2009: Corona entered 2009 spring training with a legitimate chance to make the Seattle Mariners out of camp. Of course, if he didn’t, he’d have to be offered back to the Yankees organization.
He didn’t make it. He was offered back. They gladly took him back.
“It’s a little tough (to have to come back to Double-A), but you have to live with the bad things,” Corona said prior to the start of the season.
“I think it’s a great thing that they gave me the opportunity to spend most of spring training over there. But I come back to Double-A and hope to move forward and to try to do my best. (Facing more experienced pitchers) was a good thing. I think I proved I can play over there. Every day, you learn a lot, and in that last month I learned a lot.”

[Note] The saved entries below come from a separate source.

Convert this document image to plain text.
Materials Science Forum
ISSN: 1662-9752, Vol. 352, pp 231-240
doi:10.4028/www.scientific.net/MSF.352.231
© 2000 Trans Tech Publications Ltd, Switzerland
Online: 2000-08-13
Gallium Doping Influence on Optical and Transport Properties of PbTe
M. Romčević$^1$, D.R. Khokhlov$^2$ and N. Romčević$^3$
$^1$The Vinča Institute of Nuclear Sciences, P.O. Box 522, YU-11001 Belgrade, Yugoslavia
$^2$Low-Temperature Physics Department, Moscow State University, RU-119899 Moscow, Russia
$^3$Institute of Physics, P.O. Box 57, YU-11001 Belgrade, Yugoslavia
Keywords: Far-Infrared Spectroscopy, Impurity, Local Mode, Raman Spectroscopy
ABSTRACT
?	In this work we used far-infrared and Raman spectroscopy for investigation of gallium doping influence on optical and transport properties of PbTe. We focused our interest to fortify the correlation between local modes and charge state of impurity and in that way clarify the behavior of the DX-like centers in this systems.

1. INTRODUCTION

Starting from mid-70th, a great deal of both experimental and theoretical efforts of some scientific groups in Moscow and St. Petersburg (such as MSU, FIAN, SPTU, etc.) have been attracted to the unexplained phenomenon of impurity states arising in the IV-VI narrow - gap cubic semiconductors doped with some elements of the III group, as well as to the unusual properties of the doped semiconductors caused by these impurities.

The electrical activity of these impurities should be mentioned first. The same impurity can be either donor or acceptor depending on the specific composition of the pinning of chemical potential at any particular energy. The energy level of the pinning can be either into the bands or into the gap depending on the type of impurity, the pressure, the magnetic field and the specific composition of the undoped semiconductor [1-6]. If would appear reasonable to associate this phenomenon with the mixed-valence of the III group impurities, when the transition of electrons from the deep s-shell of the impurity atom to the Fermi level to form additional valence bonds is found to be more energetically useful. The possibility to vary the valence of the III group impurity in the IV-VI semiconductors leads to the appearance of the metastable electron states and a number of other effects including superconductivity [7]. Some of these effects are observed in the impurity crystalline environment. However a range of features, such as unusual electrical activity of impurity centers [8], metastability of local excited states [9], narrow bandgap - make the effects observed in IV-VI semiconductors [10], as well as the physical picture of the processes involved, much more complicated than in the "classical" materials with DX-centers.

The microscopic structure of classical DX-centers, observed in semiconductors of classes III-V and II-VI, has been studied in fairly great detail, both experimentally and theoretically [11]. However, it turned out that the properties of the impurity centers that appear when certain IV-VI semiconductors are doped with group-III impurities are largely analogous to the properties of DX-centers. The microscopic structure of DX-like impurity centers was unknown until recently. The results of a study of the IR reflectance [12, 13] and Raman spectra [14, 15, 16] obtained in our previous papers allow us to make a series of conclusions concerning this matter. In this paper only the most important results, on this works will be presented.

At the Double-A level, Corona put together a nice season. In 85 games, he hit .287 with three home runs and 26 RBI. And while his numbers might not show it, he seemed to develop a little more power to the right side of the field. Corona also walked (56) more times than he struck out (50), and was pretty consistent throughout the season.
Corona was called up to Triple-A Scranton twice this year, once in May and once in August. Neither one went particularly well. Overall, his Triple-A numbers (.200, 3 HR, 14 RBI) aren’t particularly good, but he did seem to improve in his second stint.
After 2009: Corona is still just 23 years old, and has more value than people likely realize. He profiles very, very similarly to Ramiro Pena, and you see where Pena started the season this year. Thing is, Pena has proven he can play everywhere, whereas Corona is pretty much limited to second base.
Reeginald would go a long way towards finally sticking in the big leagues if he could display some more versatility…but the question is, where will that big league opportunity come?